Собака слушалась, уходила из лизиного угла, забиралась в свое кресло, — а стоило отвернуться, вылезала из него и украдкой опять подбиралась к Лизе — чтоб та продолжала наряжать и тискать ее.
Занятно, что имя Лиза казалось в начале 1970-х не совсем приемлемым. Все недоумевали, когда мы выбрали его. Мать фантазировала: может, с годами она пожелает называть себя Элизой (!). Отец некоторое время называл ее Ветой. Нашлась доброжелательница, которая спросила:
— А не обидится на вас девочка, когда вырастет?
— Отчего же ей обижаться?
— А ее будут звать Лиза-подлиза…
Нет, подлизой она не выросла. Имя свое любила, Элишевой в Израиле стать не пожелала… Имя мы вот как выбирали: одно должно было быть очень русским, но одновременно — и всемирным, а уж на заднем плане — библейским, еврейским.
УТКИНА ДАЧА
Первый
отказ
мы получили 30 ноября 1980 года. Заново ходатайствовать о выезде можно было не раньше чем через полгода — и при условии предъявления свежего вызова из Израиля. Летние месяцы в этом смысле пропали, Лизу было решено везти в Крым (в Оленёвку), чтобы хоть как-то подлечить ее нейродермит. К осени мы получили вызов, собрались с духом, собрали ворох бессмысленных советских бумаг — и подали. Непередоваемой мукой было для меня явиться за
характеристикой
к котельному боссу. Помню угрюмую физиономию начальника участка Коломийцева, неприязненные лица бумажных женщин из его окружения. Всенародное отвращение к Израилю, неизъяснимое, понятное только изнутри пошлой советской действительности; отвращение, воспитанное двуличной властью, подхваченное зоологическим антисемитизмом низов, — переносилось на отщепенца с дивной непосредственностью. Мучительнее всего было то, что мой
постыдный шаг
ставил под удар добрую Тамару Васильевну Голубеву, взявшую меня на работу. Она, человек религиозный, хуже ко мне относиться не стала, но не только для верхнего начальства Теплоэнерго-3 (не понимавшего, что мне в ходатайстве непременно откажут), а и для нее тоже — мое место словно бы сделалось вакантным, а я — временным. От возникшего напряжения жизнь моя не облегчилась. Как только мы с Таней подали документы в ОВИР, я стал подыскивать новое место; естественно, тоже при котлах. Где еще?

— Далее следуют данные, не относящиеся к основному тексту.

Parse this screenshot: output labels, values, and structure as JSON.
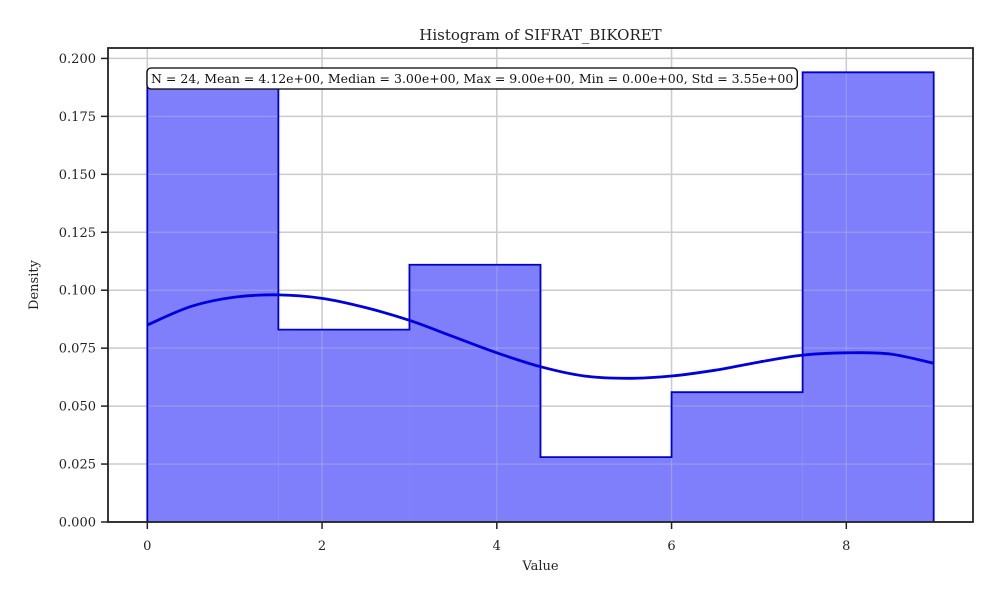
{
  "chart_data": {
    "type": "histogram",
    "title": "Histogram of SIFRAT_BIKORET",
    "xlabel": "Value",
    "ylabel": "Density",
    "xlim": [
      -0.45,
      9.45
    ],
    "ylim": [
      0,
      0.2045
    ],
    "xticks": [
      0,
      2,
      4,
      6,
      8
    ],
    "xtick_labels": [
      "0",
      "2",
      "4",
      "6",
      "8"
    ],
    "yticks": [
      0,
      0.025,
      0.05,
      0.075,
      0.1,
      0.125,
      0.15,
      0.175,
      0.2
    ],
    "ytick_labels": [
      "0.000",
      "0.025",
      "0.050",
      "0.075",
      "0.100",
      "0.125",
      "0.150",
      "0.175",
      "0.200"
    ],
    "grid": true,
    "bins": [
      {
        "start": 0.0,
        "end": 1.5,
        "density": 0.194
      },
      {
        "start": 1.5,
        "end": 3.0,
        "density": 0.083
      },
      {
        "start": 3.0,
        "end": 4.5,
        "density": 0.111
      },
      {
        "start": 4.5,
        "end": 6.0,
        "density": 0.028
      },
      {
        "start": 6.0,
        "end": 7.5,
        "density": 0.056
      },
      {
        "start": 7.5,
        "end": 9.0,
        "density": 0.194
      }
    ],
    "kde": {
      "x": [
        0,
        0.5,
        1.0,
        1.5,
        2.0,
        2.5,
        3.0,
        3.5,
        4.0,
        4.5,
        5.0,
        5.5,
        6.0,
        6.5,
        7.0,
        7.5,
        8.0,
        8.5,
        9.0
      ],
      "y": [
        0.085,
        0.093,
        0.097,
        0.098,
        0.0965,
        0.0925,
        0.087,
        0.08,
        0.073,
        0.067,
        0.063,
        0.062,
        0.063,
        0.0655,
        0.069,
        0.072,
        0.073,
        0.0725,
        0.0685
      ]
    },
    "annotation": "N = 24, Mean = 4.12e+00, Median = 3.00e+00, Max = 9.00e+00, Min = 0.00e+00, Std = 3.55e+00",
    "colors": {
      "bar_fill": "#7f7ffb",
      "bar_edge": "#0000cc",
      "kde_line": "#0000dd",
      "grid": "#cccccc",
      "axis": "#222222"
    }
  }
}
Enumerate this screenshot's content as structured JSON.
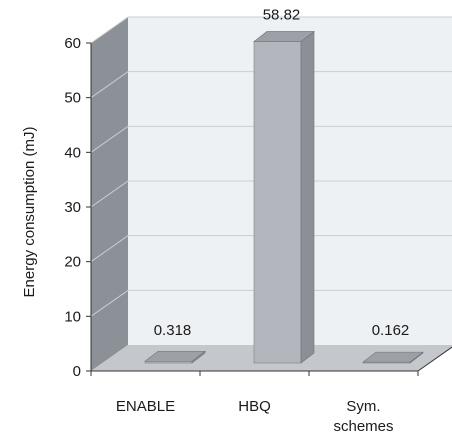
{
  "chart_data": {
    "type": "bar",
    "categories": [
      "ENABLE",
      "HBQ",
      "Sym.\nschemes"
    ],
    "values": [
      0.318,
      58.82,
      0.162
    ],
    "data_labels": [
      "0.318",
      "58.82",
      "0.162"
    ],
    "ylabel": "Energy consumption (mJ)",
    "xlabel": "",
    "ylim": [
      0,
      60
    ],
    "yticks": [
      0,
      10,
      20,
      30,
      40,
      50,
      60
    ],
    "grid": true,
    "style": "3d-column",
    "colors": {
      "bar_front": "#b3b7bd",
      "bar_side": "#8b9097",
      "bar_top": "#9da1a7",
      "back_wall": "#eef1f4",
      "side_wall": "#8c9097",
      "floor": "#c4c8cc",
      "grid": "#c9ced3"
    }
  }
}
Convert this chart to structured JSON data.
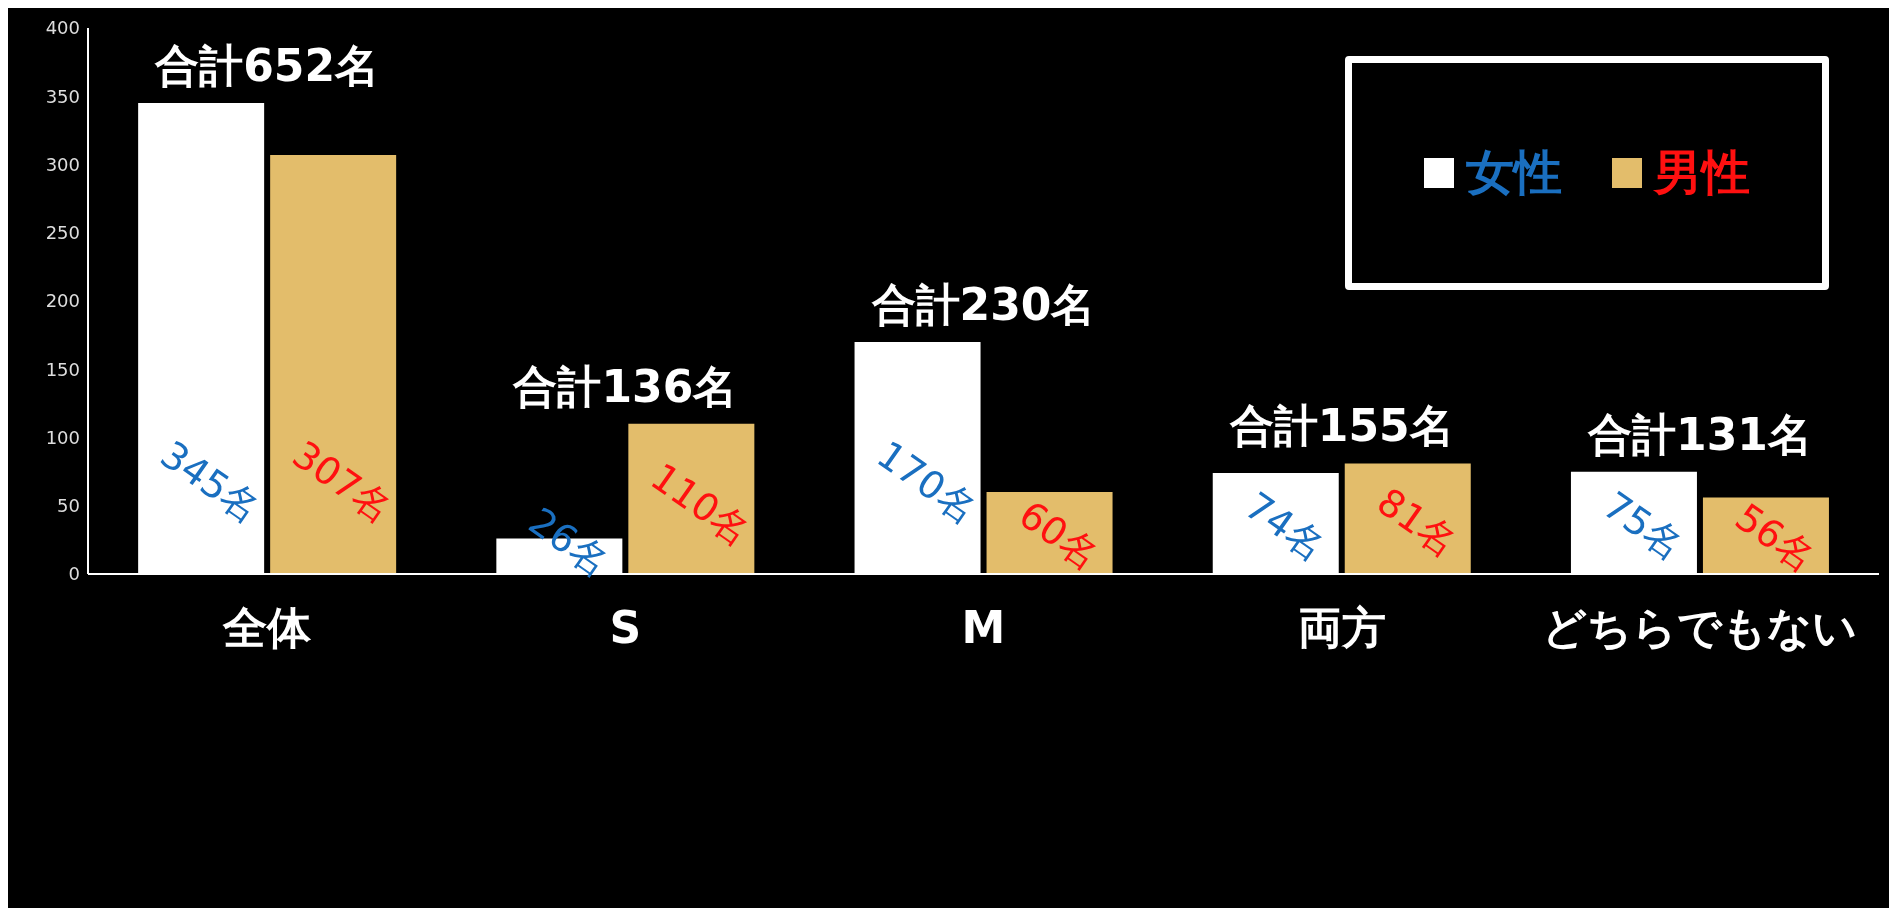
{
  "chart_data": {
    "type": "bar",
    "categories": [
      "全体",
      "S",
      "M",
      "両方",
      "どちらでもない"
    ],
    "series": [
      {
        "name": "女性",
        "color": "#ffffff",
        "values": [
          345,
          26,
          170,
          74,
          75
        ],
        "value_labels": [
          "345名",
          "26名",
          "170名",
          "74名",
          "75名"
        ]
      },
      {
        "name": "男性",
        "color": "#e3bd6b",
        "values": [
          307,
          110,
          60,
          81,
          56
        ],
        "value_labels": [
          "307名",
          "110名",
          "60名",
          "81名",
          "56名"
        ]
      }
    ],
    "totals": [
      "合計652名",
      "合計136名",
      "合計230名",
      "合計155名",
      "合計131名"
    ],
    "ylim": [
      0,
      400
    ],
    "yticks": [
      0,
      50,
      100,
      150,
      200,
      250,
      300,
      350,
      400
    ],
    "grid": false,
    "legend": "top right"
  }
}
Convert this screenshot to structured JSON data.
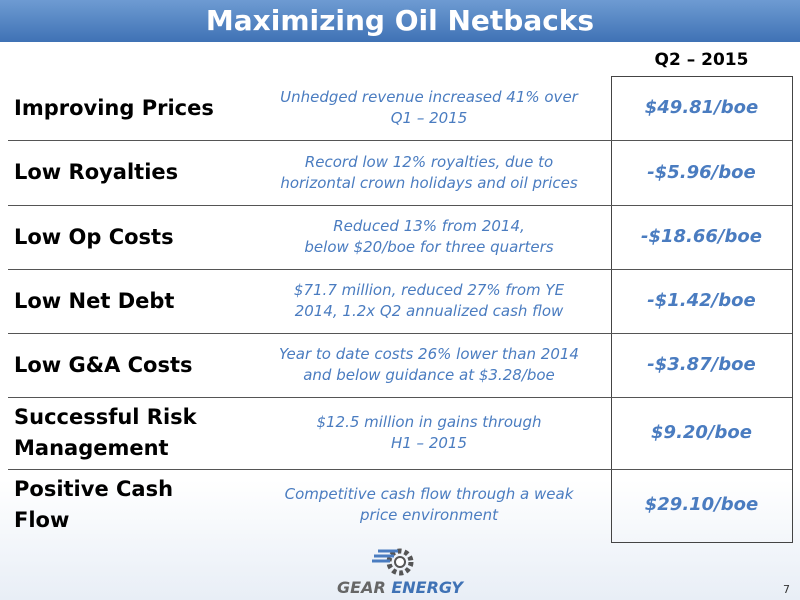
{
  "header": {
    "title": "Maximizing Oil Netbacks",
    "column": "Q2 – 2015"
  },
  "rows": [
    {
      "label": [
        "Improving Prices"
      ],
      "description": [
        "Unhedged revenue increased 41% over",
        "Q1 – 2015"
      ],
      "value": "$49.81/boe"
    },
    {
      "label": [
        "Low Royalties"
      ],
      "description": [
        "Record low 12% royalties, due to",
        "horizontal crown holidays and oil prices"
      ],
      "value": "-$5.96/boe"
    },
    {
      "label": [
        "Low Op Costs"
      ],
      "description": [
        "Reduced 13% from 2014,",
        "below $20/boe for three quarters"
      ],
      "value": "-$18.66/boe"
    },
    {
      "label": [
        "Low Net Debt"
      ],
      "description": [
        "$71.7 million, reduced 27% from YE",
        "2014, 1.2x Q2 annualized cash flow"
      ],
      "value": "-$1.42/boe"
    },
    {
      "label": [
        "Low G&A Costs"
      ],
      "description": [
        "Year to date costs 26% lower than 2014",
        "and below guidance at $3.28/boe"
      ],
      "value": "-$3.87/boe"
    },
    {
      "label": [
        "Successful Risk",
        "Management"
      ],
      "description": [
        "$12.5 million in gains through",
        "H1 – 2015"
      ],
      "value": "$9.20/boe"
    },
    {
      "label": [
        "Positive Cash",
        "Flow"
      ],
      "description": [
        "Competitive cash flow through a weak",
        "price environment"
      ],
      "value": "$29.10/boe"
    }
  ],
  "footer": {
    "logo": [
      "GEAR",
      "ENERGY"
    ],
    "page": "7"
  }
}
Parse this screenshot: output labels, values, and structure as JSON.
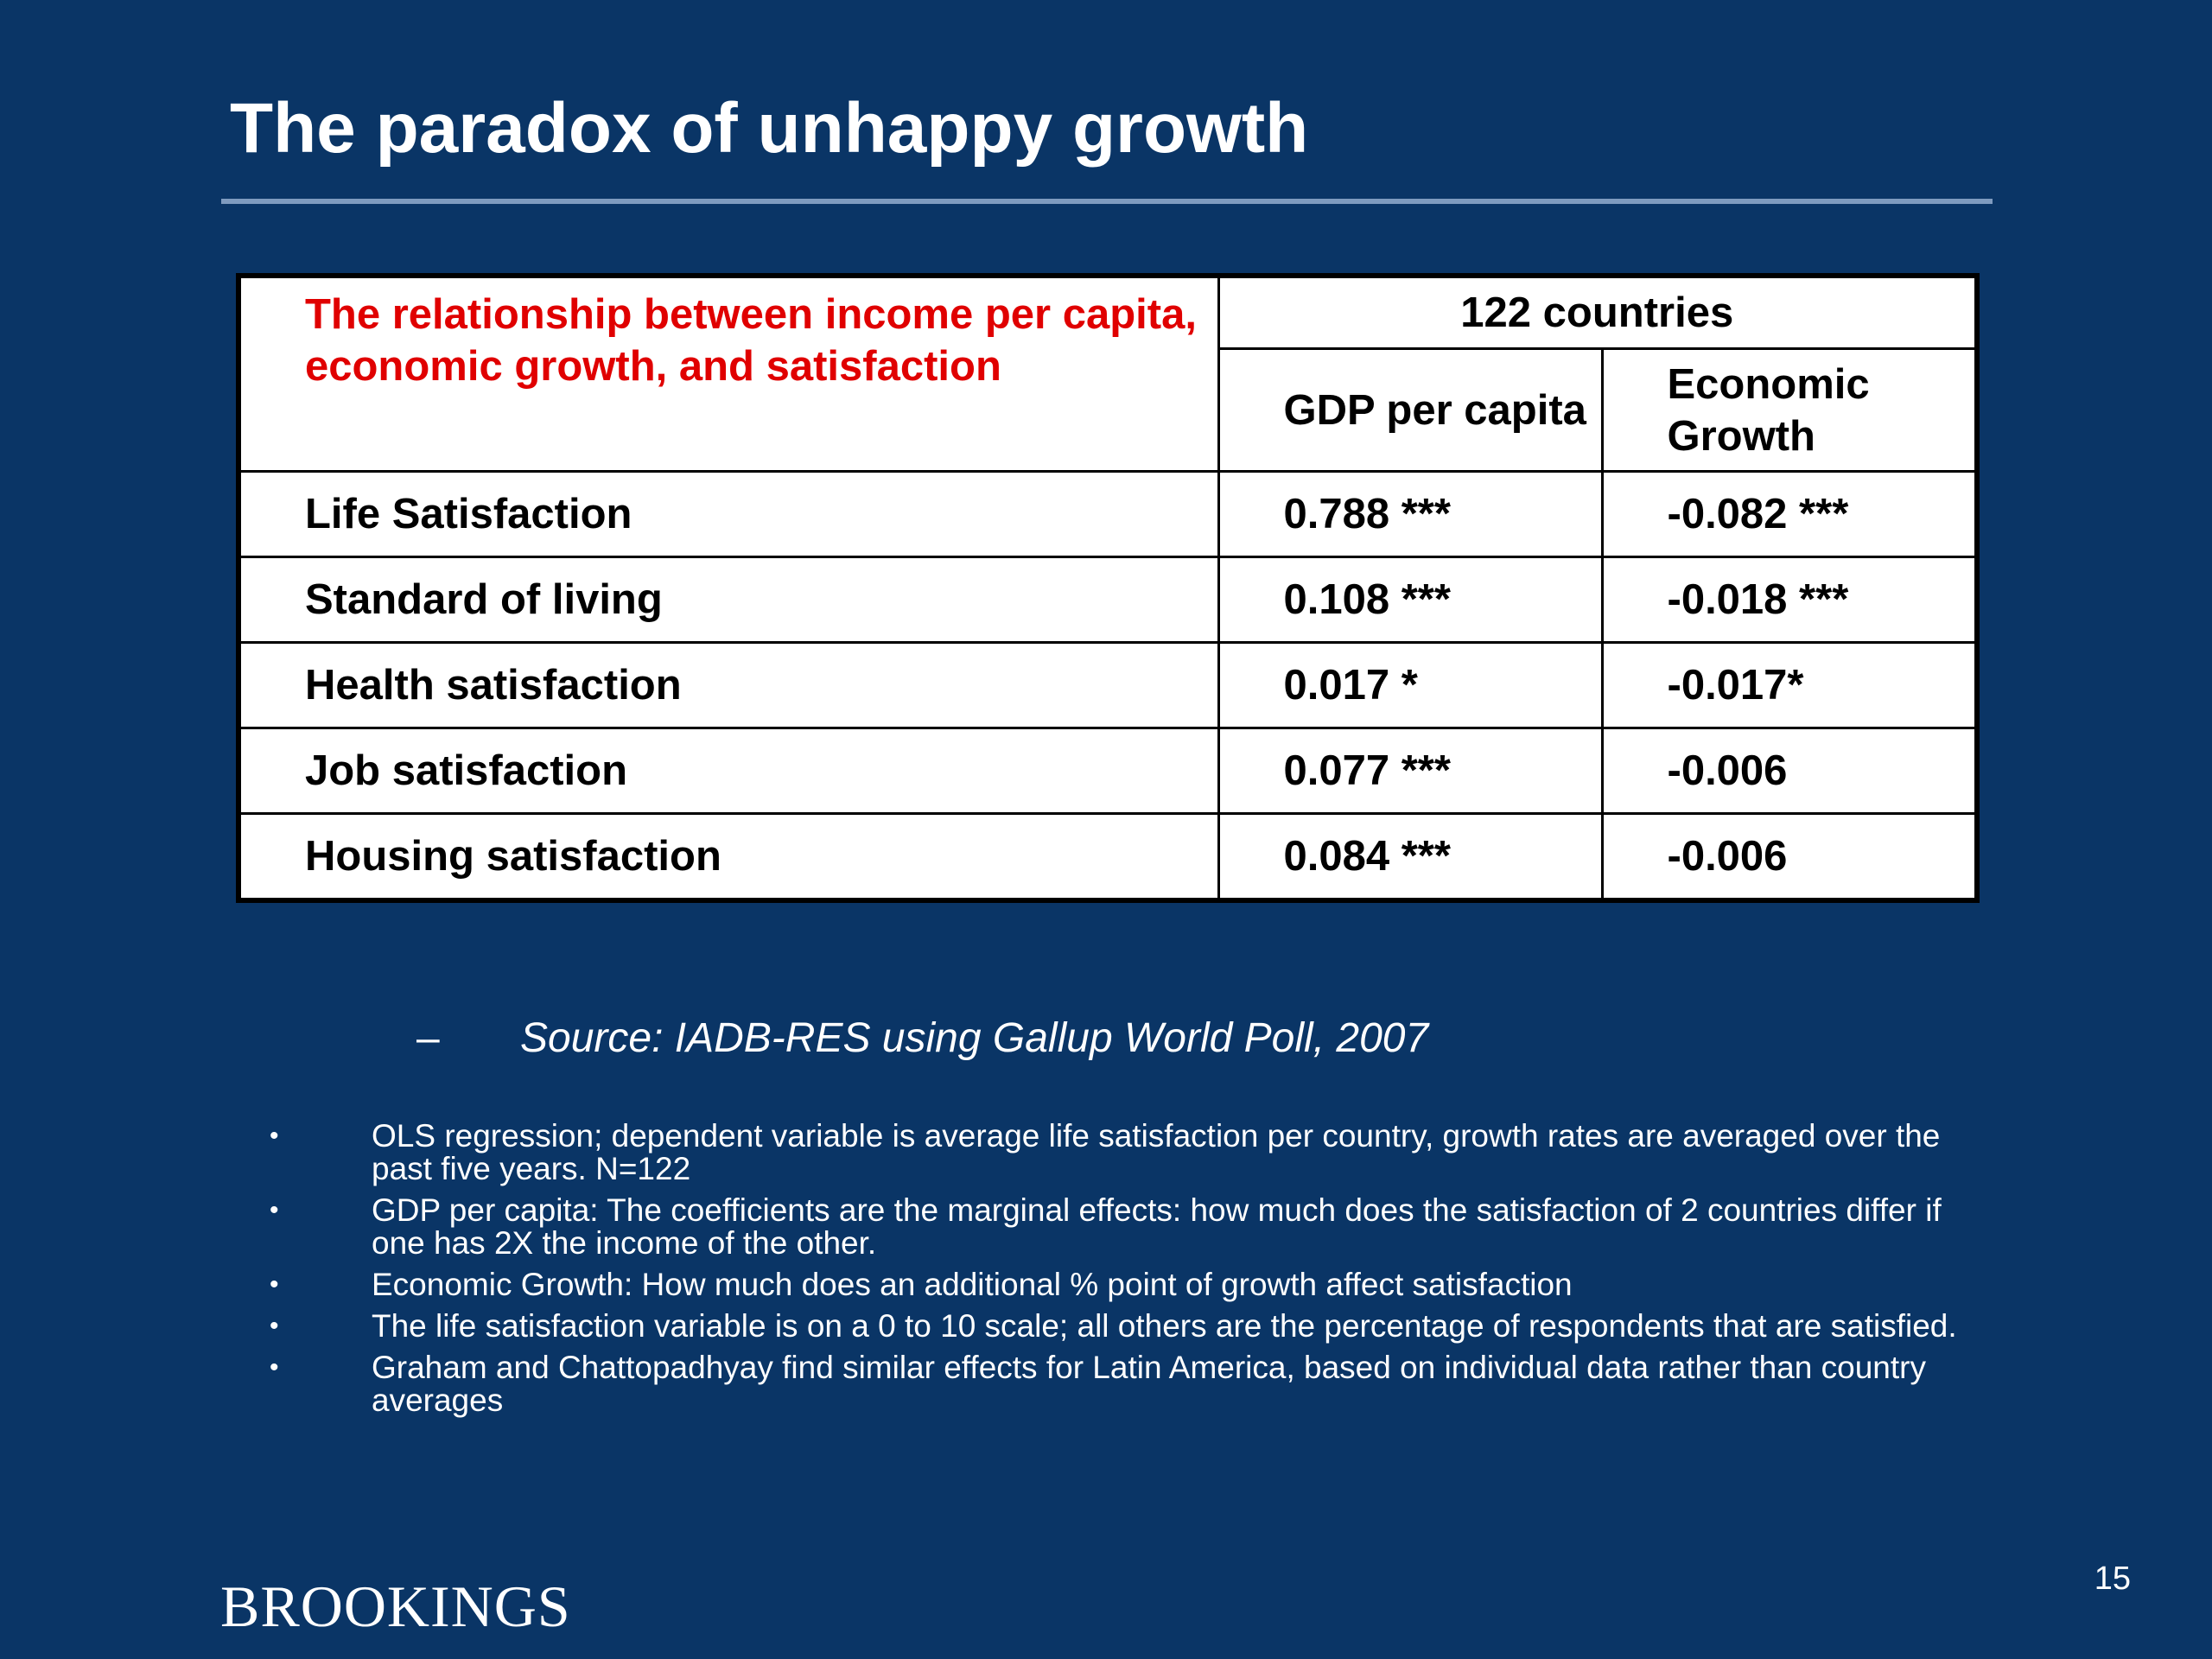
{
  "slide": {
    "title": "The paradox of unhappy growth",
    "page_number": "15",
    "brand": "BROOKINGS"
  },
  "table": {
    "caption": "The relationship between income per capita, economic growth, and satisfaction",
    "group_header": "122 countries",
    "col_gdp": "GDP per capita",
    "col_growth": "Economic Growth",
    "rows": [
      {
        "label": "Life Satisfaction",
        "gdp": "0.788 ***",
        "growth": "-0.082 ***"
      },
      {
        "label": "Standard of living",
        "gdp": "0.108 ***",
        "growth": "-0.018 ***"
      },
      {
        "label": "Health satisfaction",
        "gdp": "0.017 *",
        "growth": "-0.017*"
      },
      {
        "label": "Job satisfaction",
        "gdp": "0.077 ***",
        "growth": "-0.006"
      },
      {
        "label": "Housing satisfaction",
        "gdp": "0.084 ***",
        "growth": "-0.006"
      }
    ]
  },
  "source": {
    "dash": "–",
    "text": "Source: IADB-RES using Gallup World Poll, 2007"
  },
  "notes": {
    "bullet": "•",
    "items": [
      "OLS regression; dependent variable is average life satisfaction per country, growth rates are averaged over the past five years. N=122",
      "GDP per capita: The coefficients are the marginal effects: how much does the satisfaction of 2 countries differ if one has 2X the income of the other.",
      "Economic Growth: How much does an additional % point of growth affect satisfaction",
      "The life satisfaction variable is on a 0 to 10 scale; all others are the percentage of respondents that are satisfied.",
      "Graham and Chattopadhyay find similar effects for Latin America, based on individual data rather than country averages"
    ]
  }
}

Поздней осенью 1981 года оказался я кочегаром на так называемой Уткиной Даче: в котельной, отапливавшей склад и гараж киномеханического завода (ЛКМЗ) по адресу Уткин проспект 2а, в промышленном районе, при слиянии рек Охты и Оккервиля. Когда-то тут было имение, барский дом с широким полукругом конюшни. Фонтан перед домом заглох. Дом в советское время ни разу не ремонтировался, страшно обветшал. Сколько квартир в нем нагородили? Конюшня, тоже облупившаяся, использовалась по назначению: сделалась гаражом. Котельная помещалась в том конце ее дуги, который смотрел на Охту.